Pour tester le tout, la chercheuse et son équipe ont comparé la formation de spores sur les racines de plantes à travers le temps, à mesure que les nutriments se faisaient rares. Elles ont d’ailleurs développé un système de culture pour suivre les interactions entre les plantes et les bactéries.
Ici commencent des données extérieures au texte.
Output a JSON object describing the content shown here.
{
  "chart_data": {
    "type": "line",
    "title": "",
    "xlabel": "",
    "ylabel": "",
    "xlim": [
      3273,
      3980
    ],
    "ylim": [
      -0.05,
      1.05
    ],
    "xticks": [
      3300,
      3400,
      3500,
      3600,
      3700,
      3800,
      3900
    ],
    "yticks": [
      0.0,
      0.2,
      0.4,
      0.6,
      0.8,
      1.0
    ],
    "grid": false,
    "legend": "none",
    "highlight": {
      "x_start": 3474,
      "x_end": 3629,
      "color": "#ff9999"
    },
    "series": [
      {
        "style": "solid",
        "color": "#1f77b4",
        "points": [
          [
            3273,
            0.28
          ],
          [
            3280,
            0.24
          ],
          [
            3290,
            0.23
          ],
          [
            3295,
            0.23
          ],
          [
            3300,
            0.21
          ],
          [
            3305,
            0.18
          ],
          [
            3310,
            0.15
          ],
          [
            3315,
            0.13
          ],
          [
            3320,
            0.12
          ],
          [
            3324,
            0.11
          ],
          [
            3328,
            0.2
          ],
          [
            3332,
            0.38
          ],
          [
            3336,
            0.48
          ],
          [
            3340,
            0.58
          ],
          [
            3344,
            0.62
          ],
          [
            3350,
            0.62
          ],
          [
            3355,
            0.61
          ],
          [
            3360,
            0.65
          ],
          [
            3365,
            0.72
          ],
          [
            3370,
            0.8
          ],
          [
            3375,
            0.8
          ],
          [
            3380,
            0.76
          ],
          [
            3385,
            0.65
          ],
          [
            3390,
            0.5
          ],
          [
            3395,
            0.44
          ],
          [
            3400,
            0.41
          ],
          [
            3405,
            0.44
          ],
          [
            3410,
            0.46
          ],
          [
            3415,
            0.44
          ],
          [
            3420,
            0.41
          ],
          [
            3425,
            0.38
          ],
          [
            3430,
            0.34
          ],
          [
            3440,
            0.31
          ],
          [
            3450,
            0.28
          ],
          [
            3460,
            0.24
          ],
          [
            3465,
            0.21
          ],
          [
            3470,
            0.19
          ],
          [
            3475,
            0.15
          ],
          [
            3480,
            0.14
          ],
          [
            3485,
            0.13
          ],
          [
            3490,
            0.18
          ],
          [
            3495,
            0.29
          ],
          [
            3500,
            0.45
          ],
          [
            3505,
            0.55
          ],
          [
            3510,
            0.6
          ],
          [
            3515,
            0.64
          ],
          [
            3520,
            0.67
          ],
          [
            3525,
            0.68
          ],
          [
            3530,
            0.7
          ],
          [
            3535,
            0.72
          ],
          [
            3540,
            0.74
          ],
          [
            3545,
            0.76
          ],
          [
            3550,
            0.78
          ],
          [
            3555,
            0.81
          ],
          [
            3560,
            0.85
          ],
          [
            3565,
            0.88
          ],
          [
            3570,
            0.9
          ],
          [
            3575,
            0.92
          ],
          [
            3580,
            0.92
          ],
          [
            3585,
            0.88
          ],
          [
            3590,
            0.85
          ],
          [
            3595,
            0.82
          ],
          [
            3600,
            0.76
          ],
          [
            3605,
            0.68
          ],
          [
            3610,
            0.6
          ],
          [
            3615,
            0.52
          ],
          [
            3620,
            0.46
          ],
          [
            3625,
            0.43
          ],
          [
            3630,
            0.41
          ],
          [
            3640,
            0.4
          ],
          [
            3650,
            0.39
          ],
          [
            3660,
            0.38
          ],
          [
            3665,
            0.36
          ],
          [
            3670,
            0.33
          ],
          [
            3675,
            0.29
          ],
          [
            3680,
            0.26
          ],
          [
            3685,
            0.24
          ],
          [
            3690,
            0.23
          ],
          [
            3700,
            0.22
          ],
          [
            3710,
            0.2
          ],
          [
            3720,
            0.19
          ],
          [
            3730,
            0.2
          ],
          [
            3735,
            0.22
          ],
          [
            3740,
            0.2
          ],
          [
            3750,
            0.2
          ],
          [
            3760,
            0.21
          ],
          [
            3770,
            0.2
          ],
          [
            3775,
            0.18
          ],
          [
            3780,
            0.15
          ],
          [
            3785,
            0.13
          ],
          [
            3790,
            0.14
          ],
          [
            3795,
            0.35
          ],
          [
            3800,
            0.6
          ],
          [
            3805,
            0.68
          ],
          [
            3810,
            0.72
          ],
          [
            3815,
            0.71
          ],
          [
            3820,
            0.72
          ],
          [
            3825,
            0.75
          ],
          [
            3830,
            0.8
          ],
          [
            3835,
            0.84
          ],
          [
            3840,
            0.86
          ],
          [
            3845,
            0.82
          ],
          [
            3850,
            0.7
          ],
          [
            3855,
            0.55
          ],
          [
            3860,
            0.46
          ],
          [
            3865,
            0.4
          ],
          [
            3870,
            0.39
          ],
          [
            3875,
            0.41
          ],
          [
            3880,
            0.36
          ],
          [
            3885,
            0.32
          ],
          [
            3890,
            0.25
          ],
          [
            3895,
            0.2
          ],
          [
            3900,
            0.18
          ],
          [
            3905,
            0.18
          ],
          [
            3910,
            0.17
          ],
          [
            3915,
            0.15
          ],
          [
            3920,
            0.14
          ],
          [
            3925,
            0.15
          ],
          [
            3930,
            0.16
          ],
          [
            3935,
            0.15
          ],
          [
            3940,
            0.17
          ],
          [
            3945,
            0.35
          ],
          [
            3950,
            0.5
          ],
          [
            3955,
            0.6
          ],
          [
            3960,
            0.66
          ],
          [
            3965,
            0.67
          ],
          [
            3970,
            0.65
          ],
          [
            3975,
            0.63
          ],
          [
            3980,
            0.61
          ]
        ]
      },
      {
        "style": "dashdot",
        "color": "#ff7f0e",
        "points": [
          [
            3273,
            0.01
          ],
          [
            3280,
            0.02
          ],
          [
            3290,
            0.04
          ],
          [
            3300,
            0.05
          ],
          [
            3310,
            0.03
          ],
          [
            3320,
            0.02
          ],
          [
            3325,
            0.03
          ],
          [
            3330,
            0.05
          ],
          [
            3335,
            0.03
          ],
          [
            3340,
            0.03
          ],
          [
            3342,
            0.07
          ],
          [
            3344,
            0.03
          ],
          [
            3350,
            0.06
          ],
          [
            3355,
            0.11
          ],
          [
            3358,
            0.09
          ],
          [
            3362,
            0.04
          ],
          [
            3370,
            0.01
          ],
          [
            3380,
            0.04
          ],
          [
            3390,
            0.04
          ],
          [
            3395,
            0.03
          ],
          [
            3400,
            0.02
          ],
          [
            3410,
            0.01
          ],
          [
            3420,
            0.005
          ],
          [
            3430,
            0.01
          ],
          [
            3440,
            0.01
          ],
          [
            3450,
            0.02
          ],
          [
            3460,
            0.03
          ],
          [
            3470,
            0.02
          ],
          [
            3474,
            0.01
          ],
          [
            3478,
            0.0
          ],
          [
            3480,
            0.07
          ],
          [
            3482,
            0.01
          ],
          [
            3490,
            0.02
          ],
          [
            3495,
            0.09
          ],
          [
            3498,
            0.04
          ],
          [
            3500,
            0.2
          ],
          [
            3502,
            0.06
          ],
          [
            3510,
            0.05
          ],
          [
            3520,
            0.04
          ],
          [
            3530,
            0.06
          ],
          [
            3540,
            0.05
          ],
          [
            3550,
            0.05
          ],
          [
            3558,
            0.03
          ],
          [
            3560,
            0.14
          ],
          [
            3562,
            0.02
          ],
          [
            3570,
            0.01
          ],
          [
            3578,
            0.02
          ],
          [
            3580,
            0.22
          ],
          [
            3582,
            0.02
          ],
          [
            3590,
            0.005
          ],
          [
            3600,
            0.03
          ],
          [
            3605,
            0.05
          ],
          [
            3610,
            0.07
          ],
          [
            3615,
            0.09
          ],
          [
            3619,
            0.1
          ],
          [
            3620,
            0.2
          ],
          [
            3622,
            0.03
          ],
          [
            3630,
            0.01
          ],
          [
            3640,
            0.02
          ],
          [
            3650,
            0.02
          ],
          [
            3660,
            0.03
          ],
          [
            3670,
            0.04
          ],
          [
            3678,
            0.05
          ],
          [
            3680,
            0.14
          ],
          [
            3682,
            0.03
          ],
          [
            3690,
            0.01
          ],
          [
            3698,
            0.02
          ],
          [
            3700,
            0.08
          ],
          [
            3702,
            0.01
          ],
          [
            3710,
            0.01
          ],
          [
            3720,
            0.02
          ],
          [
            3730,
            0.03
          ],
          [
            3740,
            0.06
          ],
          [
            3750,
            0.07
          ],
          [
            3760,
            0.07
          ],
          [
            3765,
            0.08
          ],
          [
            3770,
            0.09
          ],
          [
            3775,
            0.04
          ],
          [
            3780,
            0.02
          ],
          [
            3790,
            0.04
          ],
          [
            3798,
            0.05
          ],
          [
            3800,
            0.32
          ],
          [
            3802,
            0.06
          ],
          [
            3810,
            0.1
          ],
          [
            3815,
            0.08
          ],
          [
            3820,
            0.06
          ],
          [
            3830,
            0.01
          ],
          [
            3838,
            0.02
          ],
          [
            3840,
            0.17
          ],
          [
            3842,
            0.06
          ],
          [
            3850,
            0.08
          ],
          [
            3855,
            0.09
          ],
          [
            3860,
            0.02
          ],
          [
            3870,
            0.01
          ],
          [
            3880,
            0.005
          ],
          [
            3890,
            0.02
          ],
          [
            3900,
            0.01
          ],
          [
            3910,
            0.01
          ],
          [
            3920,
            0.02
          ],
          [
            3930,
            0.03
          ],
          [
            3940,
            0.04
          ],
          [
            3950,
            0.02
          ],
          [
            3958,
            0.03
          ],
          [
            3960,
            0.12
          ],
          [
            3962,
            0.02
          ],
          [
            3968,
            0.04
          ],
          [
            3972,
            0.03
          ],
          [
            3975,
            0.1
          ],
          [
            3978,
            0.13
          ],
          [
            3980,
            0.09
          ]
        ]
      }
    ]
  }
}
Elles ont alors observé que les spores s’activent en présence de graines végétales et que les deux se développent ensemble. Toutefois, les bactéries reviennent sous forme de spores lors d’un manque de nutriments. Ainsi, lorsqu’une plante est jeune et possède de petites racines qui libèrent peu de nutriments, les bactéries ont tendance à s’endormir. Une plante mature, avec plus de racines performantes, soutient davantage de bactéries « éveillées ». Pascale B. Beauregard et son équipe ont aussi remarqué que les spores inoculées sur les feuilles ne s’activent jamais.

Ces résultats pourront éventuellement se traduire par des recommandations pour les agriculteurs. La chercheuse veut voir si l’ajout de nutriments dans le sol pourrait favoriser le réveil des spores. Elle désire aussi chercher de meilleures candidates pour les biopesticides, par exemple, des souches de Bacillus moins portées à former des spores.